Being outdoor can give you a healthy perspective and getting some fresh air is the best stress remedy. Eric Patterson, a licensed professional counselor says: “Without experiencing the world, we can start thinking that society is collapsing and madness is breaking loose”.

“Seeing the outside world confirms that everything is still – for the most part – the same.” Even waving hello to a neighbor from afar can make you feel less isolated.


Even on hard days, it is good to practice gratitude. Give thanks to daily things that you often take for granted.

Just simple gratefulness for having a lovely and healthy family, having hot water for coffee, food, or just whatever you can think at the moment.

If you want to know more about how gratitude changes your brain visit this article: How Gratitude Transforms The Human Heart and Molecular Structure of the Brain.

Spending just a little moment practicing gratitude especially in the morning after you wake up will drastically improve your well-being.


Get those books that you’ve wanted to read for a long time. It doesn’t mean that you have to readjust books, there are plenty of things to read online.

Read and learn something new, read about stuff that you are interested in. There is a lot of free information available that can help you learn and grow in the process of personal development.


If you live by yourself, being confined to your home can be extremely lonely. If you’re taking care of your family without any form of a break, that can also be draining.

FaceTiming or taking advantage of other virtual face-to-face interactions can replace some of the voids of not being able to see your loved ones in person (and it can help distract your kids when you need a moment to yourself).

“Oftentimes, we can emotionally cope through our connections with others,” Nissley says. “Social interaction increases the number of brain chemicals that promote adjustment.”

Even a quick email or a simple text can help. “Use this as an opportunity to touch base with friends who you’ve been meaning to catch up with”.


Donate within your means, send a nice text message, or find another way to practice kindness at a distance.

” Stop trying to calm the storm. Calm yourself the storm will pass.”

Timber Hawkeye


If you are in self-isolation you probably work from home. It doesn’t mean that you should skip your morning ritual.

Don’t just sit all day in your pajamas, make breakfast, have a shower, do whatever you do on normal days before going to work.

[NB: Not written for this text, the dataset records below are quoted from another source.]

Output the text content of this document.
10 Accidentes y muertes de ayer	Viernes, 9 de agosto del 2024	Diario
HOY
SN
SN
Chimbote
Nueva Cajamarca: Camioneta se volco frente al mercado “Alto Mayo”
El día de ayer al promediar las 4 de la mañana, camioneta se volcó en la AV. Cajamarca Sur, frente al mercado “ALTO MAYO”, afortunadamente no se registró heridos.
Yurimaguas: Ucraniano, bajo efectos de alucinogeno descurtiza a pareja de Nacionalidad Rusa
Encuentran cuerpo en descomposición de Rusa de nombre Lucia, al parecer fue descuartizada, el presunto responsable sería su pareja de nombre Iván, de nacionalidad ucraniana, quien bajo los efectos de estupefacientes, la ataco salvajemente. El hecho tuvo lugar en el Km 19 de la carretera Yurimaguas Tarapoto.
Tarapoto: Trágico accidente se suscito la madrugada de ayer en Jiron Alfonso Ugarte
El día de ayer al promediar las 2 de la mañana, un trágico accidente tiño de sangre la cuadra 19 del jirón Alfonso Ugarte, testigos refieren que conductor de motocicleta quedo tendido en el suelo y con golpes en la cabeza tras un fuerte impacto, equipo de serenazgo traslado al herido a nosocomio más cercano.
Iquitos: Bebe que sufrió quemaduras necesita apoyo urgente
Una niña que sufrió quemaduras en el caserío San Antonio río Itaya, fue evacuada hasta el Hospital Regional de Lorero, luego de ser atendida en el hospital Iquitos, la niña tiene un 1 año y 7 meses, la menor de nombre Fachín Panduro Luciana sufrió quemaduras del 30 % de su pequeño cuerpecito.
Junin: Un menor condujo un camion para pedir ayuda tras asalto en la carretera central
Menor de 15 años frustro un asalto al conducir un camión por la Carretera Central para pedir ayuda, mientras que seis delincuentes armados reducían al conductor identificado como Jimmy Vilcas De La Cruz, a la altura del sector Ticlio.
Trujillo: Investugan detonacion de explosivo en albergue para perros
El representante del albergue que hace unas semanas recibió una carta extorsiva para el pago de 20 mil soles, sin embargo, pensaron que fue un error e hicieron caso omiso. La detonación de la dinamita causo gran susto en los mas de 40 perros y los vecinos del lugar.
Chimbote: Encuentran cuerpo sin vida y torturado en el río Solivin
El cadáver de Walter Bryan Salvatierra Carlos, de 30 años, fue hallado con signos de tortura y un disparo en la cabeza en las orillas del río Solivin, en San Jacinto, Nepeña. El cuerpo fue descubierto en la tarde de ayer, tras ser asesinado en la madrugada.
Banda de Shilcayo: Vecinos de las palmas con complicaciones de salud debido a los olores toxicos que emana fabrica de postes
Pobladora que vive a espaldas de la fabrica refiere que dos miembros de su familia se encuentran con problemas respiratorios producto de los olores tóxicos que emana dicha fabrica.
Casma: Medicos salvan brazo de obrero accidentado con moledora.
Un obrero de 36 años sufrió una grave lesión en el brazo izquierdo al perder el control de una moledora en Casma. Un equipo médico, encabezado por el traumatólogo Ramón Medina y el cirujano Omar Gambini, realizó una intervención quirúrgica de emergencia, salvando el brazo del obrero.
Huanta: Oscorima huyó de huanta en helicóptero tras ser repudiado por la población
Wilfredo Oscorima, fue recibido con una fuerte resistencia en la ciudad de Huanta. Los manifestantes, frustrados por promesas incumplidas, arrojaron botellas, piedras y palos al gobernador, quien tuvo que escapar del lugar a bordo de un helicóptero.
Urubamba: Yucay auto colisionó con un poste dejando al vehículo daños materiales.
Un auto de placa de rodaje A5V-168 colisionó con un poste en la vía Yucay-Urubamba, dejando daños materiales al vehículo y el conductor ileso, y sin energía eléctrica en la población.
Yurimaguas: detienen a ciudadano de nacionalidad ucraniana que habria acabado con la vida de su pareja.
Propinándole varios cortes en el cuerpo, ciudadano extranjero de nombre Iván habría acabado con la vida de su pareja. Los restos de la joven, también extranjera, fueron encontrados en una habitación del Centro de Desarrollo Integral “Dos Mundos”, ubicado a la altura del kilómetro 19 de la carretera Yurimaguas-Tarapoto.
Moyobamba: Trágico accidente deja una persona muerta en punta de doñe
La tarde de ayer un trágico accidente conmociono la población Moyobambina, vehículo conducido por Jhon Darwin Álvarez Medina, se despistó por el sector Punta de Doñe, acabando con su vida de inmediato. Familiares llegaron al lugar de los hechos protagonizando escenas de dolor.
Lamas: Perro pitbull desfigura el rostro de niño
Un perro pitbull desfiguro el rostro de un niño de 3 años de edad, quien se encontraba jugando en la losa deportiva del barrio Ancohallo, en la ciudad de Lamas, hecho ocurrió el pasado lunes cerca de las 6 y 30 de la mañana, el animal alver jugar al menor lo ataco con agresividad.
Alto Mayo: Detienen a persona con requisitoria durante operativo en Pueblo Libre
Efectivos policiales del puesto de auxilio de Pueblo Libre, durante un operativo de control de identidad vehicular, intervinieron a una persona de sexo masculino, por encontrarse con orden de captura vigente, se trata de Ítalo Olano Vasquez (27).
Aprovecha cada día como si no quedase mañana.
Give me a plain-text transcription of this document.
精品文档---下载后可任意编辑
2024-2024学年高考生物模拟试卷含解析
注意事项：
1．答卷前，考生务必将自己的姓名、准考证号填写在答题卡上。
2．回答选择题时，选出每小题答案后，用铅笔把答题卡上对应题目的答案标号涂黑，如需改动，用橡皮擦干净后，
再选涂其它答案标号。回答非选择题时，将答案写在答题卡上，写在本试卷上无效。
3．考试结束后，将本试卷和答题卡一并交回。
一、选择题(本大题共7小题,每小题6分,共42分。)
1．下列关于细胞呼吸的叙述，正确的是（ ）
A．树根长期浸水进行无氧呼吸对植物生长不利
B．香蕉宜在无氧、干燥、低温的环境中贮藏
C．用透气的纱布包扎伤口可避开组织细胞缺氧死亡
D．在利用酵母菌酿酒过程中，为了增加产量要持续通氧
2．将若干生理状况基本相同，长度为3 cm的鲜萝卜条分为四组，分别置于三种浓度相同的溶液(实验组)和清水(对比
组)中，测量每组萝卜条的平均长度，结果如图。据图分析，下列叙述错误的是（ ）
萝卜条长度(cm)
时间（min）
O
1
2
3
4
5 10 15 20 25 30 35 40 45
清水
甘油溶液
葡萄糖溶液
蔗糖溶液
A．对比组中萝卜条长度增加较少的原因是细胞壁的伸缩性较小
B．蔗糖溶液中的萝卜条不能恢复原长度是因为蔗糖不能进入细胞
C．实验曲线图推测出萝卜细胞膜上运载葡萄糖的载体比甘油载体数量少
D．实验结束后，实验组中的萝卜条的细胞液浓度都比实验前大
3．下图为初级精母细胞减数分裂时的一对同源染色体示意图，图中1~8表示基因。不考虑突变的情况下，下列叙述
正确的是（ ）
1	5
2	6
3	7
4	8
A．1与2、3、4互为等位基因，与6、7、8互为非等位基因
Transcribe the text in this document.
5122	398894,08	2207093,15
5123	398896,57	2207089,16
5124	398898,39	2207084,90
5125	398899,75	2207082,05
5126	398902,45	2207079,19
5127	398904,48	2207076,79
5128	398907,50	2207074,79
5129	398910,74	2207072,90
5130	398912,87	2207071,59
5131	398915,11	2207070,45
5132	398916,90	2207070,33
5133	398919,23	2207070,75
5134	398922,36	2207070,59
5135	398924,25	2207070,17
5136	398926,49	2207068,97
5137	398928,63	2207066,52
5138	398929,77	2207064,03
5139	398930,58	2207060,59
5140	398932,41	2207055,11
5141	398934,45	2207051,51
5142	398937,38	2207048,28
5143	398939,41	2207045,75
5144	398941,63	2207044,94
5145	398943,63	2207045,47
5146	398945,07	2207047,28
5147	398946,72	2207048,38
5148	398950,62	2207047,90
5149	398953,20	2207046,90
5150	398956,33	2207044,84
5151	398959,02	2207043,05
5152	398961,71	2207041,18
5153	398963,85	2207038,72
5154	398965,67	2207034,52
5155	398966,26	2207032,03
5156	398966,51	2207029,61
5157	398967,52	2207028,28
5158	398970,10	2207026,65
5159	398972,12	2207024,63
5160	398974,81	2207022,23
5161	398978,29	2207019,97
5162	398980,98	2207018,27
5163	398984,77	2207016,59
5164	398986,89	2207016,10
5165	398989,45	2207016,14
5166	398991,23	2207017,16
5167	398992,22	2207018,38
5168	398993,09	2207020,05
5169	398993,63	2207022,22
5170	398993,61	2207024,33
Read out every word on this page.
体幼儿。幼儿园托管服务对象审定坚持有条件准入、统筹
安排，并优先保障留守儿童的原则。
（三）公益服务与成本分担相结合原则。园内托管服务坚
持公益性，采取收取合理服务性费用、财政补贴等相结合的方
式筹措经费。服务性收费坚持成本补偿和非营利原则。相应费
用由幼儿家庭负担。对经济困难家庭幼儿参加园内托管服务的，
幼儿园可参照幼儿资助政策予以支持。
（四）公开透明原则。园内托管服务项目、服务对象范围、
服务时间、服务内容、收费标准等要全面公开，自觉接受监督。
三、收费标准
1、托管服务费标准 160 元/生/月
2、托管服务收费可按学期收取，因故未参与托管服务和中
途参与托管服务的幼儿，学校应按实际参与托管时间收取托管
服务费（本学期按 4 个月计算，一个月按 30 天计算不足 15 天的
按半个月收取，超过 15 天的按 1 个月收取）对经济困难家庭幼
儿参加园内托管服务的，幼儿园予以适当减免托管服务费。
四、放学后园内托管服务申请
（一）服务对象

Dan Sneider-Cotter, a school social worker and private practice therapist say, “Humans are creatures of habit, and rituals matter,” “Regardless of what else is happening in the world, you are priming your brain to be alert and prepared for the day.”


Whether you are in self-isolation or working from home create an environment you are happy with. It may be a good time to declutter, make room for yourself and others to work, play, and rest.

Grab a pot plant next time you go for your shop or order online, get the candle out of the cupboard you were saving for a special occasion and set them out somewhere you can see it throughout the day, push back those curtains, let the sun in and open the windows to fill your rooms with fresh air.

Self-isolation stress relief

Final words about stress relief while in self-isolation

Self-isolation doesn’t mean just sitting and watching TV. This and eating too much can elevate stress and anxiety.

Don’t overthink, try some of these tips to reduce stress and calm your mind during a hard period of sitting home.

It is up to you, how you see things, and how you react. Take some action and make some changes. Remember after the rain there is always sun.

This period of sitting home and self-isolation will pass and yes, we must be prepared mentally to overcome all obstacles that are coming after that.

Stay safe and take care of your mental health.